En 2023, la Cour des Comptes révélait que seule­ment 48 % des besoins en soins pal­li­at­ifs étaient pourvus en France. Dans la foulée, le min­istère lançait une Stratégie décen­nale 2024–2034 dotée de 100 mil­lions d’euros par an. Les soins pal­li­at­ifs sont à nou­veau sous les feux de l’actualité ce print­emps en rai­son de la tenue du comité min­istériel de suivi, et surtout du dépôt d’une propo­si­tion de loi.

L’intitulé du pro­jet de loi « soins pal­li­at­ifs et d’accompagnement » indique bien l’idée des soins pal­li­at­ifs que nous por­tons d’une prise en charge englobante, dans le temps long avec des soins pré­co­ces, avancés et ter­minaux, et qui évite les rup­tures dans un con­tin­u­um de soins pour la per­son­ne.

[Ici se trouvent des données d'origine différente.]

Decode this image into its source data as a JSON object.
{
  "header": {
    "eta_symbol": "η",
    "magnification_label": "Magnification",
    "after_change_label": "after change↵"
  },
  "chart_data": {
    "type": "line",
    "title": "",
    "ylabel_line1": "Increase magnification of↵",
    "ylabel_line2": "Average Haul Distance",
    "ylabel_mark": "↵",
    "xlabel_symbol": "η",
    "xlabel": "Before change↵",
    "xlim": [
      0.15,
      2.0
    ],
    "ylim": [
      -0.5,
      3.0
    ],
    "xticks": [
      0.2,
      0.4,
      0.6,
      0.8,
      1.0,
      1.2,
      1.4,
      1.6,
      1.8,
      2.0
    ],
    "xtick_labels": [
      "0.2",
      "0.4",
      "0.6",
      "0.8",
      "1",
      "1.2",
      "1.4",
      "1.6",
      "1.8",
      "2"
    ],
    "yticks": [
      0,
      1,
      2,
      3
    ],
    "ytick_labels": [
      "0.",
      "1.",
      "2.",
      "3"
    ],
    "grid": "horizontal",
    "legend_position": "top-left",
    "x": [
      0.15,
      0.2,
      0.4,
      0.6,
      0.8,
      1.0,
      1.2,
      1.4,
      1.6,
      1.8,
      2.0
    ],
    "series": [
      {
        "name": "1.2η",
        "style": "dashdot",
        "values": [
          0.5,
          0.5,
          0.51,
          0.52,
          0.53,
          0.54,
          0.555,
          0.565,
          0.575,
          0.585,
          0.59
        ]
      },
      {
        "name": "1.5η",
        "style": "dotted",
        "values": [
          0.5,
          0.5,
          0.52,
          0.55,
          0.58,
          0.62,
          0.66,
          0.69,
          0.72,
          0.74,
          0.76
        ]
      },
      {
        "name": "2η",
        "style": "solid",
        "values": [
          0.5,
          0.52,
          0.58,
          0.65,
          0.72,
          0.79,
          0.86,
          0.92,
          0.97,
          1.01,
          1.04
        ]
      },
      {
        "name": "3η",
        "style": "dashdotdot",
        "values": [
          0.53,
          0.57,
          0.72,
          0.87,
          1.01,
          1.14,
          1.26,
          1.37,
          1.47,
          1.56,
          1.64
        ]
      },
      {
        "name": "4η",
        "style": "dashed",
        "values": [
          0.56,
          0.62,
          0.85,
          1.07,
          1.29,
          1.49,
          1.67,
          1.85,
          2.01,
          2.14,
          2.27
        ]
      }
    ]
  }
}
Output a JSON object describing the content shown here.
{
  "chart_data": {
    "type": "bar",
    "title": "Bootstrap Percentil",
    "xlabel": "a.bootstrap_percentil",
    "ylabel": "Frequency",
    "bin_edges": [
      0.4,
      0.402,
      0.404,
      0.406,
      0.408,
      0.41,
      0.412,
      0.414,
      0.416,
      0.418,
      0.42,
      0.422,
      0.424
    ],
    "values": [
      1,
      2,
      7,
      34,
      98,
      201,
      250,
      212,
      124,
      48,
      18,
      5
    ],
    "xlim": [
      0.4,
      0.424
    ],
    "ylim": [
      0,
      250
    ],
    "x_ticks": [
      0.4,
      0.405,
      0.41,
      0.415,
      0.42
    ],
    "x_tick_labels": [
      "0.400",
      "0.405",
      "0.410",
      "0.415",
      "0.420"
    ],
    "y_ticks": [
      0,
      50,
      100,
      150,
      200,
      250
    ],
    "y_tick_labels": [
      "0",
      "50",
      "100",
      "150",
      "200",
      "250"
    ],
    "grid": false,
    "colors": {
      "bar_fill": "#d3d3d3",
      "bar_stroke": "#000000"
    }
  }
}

Notre fédéra­tion vient d’être auditée dans le cadre de ce pro­jet de loi. Par­mi nos com­men­taires, le point 10 en par­ti­c­uli­er requiert notre vig­i­lance. Il pro­pose la créa­tion de « maisons d’accompagnement et de soins pal­li­at­ifs » pour faire le pont entre la ville et l’hôpital. Pourquoi pré­cise-t-il que ces maisons pour­raient être rat­tachées à un étab­lisse­ment pub­lic ou privé à but non lucratif et exclut-il notre secteur en diver­gence avec l’esprit de la propo­si­tion de loi ?

L’hospitalisation privée tient une place sta­ble depuis plusieurs années avec près d’un quart des soins pal­li­at­ifs (23,2 % — don­nées PMSI 2023) assuré. Nos étab­lisse­ments dis­posent de 34 % des lits iden­ti­fiés et réalisent 23 069 séjours. 14 unités de soins pal­li­at­ifs sont aujourd’hui privées, un nom­bre iden­tique à 2013. En revanche, notre activ­ité con­cer­nant les hos­pi­tal­i­sa­tions de jour a aug­men­té en valeur absolue et rel­a­tive puisque nous assu­ri­ons 4,1 % des pris­es en charge en 2012, con­tre 18 % en 2021.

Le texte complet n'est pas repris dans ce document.